I started my critical viewing on the LG with some cable TV and liked what I saw. A CBS rebroadcast of a tennis match from last year's U.S. Open was striking in terms of both the smooth, noise-free quality of the image and the natural rendition of color qualities I'm accustomed to seeing from good plasma displays. Roger Federer's pastel pink shirt stood out as it might in real life but didn't look excessively loud or hyped. It was easy to delineate the difference in skin tone between Federer and his more tanned opponent, Mardy Fish, and Fish's white shirt and headband exhibited good neutrality, with no obvious color tint. This was a good start.
Of course, Blu-ray Discs provided the best fodder for evaluating this set. Thanks to the local-dimming feature, allblack test patterns were undetectable, as if the TV were turned off. But I was also surprised at how well the LG could pull out detail in shadows while still maintaining pure black at the extremes of its contrast range.

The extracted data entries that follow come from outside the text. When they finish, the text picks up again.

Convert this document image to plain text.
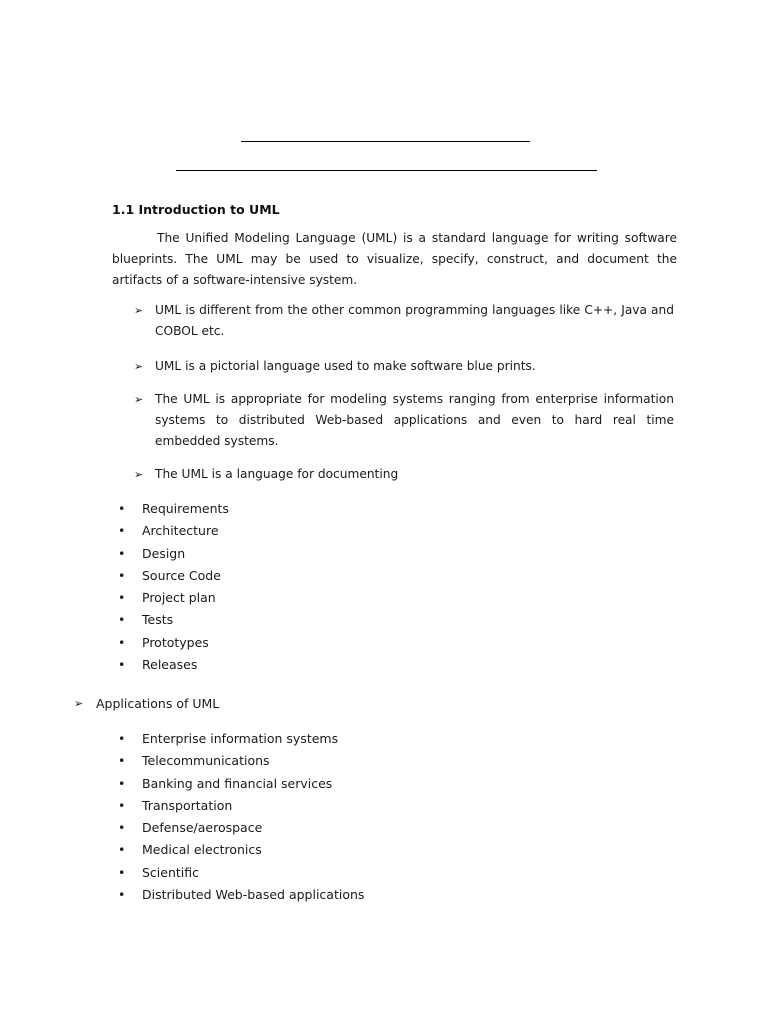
1.1 Introduction to UML
The Unified Modeling Language (UML) is a standard language for writing software blueprints. The UML may be used to visualize, specify, construct, and document the artifacts of a software-intensive system.
➢ UML is different from the other common programming languages like C++, Java and COBOL etc.
➢ UML is a pictorial language used to make software blue prints.
➢ The UML is appropriate for modeling systems ranging from enterprise information systems to distributed Web-based applications and even to hard real time embedded systems.
➢ The UML is a language for documenting
• Requirements
• Architecture
• Design
• Source Code
• Project plan
• Tests
• Prototypes
• Releases
➢ Applications of UML
• Enterprise information systems
• Telecommunications
• Banking and financial services
• Transportation
• Defense/aerospace
• Medical electronics
• Scientific
• Distributed Web-based applications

A viewing of Pirate Radio, a movie about the seafaring radio DJs who gave Great Britain’s youth their only daily dose of rock & roll during the mid-1960s, gave me plenty to look at, including an opening nighttime shot of a row of suburban Tudor homes. In this shot, moonlight illuminates the front of the houses and their white window frames, while their black slanted roofs cascade into the darkness. Details such as the shingles of even the darkest roof were visible against the even blacker night sky behind it, and highlights in the brick facades, the orange interior lights, and the strip of green grass that lined the street revealed rich color and fine detail. The film’s period wardrobe, worn by a large ensemble cast, also provided a great visual treat. These outfits ran the gamut: white shirts with lavender flowers, bright orange paisleys, a fuzzy olive-green shirt with a brown leather vest stitched into the front panels, a minidress with red flowers on a black-and-white checkered background that was mated with oceangreen tights and white ballet slippers. Every scene was a trip down retro lane, and it was all beautifully rendered by the LG.
DVDs sent to the set in 480i-format via the component-video input looked very good thanks to the LG’s excellent deinterlacing, upconversion, and noise reduction. A few scenes I viewed from Harry Potter and the Sorcerer’s Stone displayed good color and were largely free of any background noise or halos around the edges of objects. Contrast and shadow details were well rendered, and, as with Blu-rays, the black letterbox bars virtually disappeared into the set’s black frame.
If there was one notable flaw in the LG’s otherwise stellar performance, it lied in the set’s high-gloss screen. It was so reflective that glare was noticeable with any light directly hitting the screen from windows or overhead. You’ll need to think twice before putting this set in a bright room.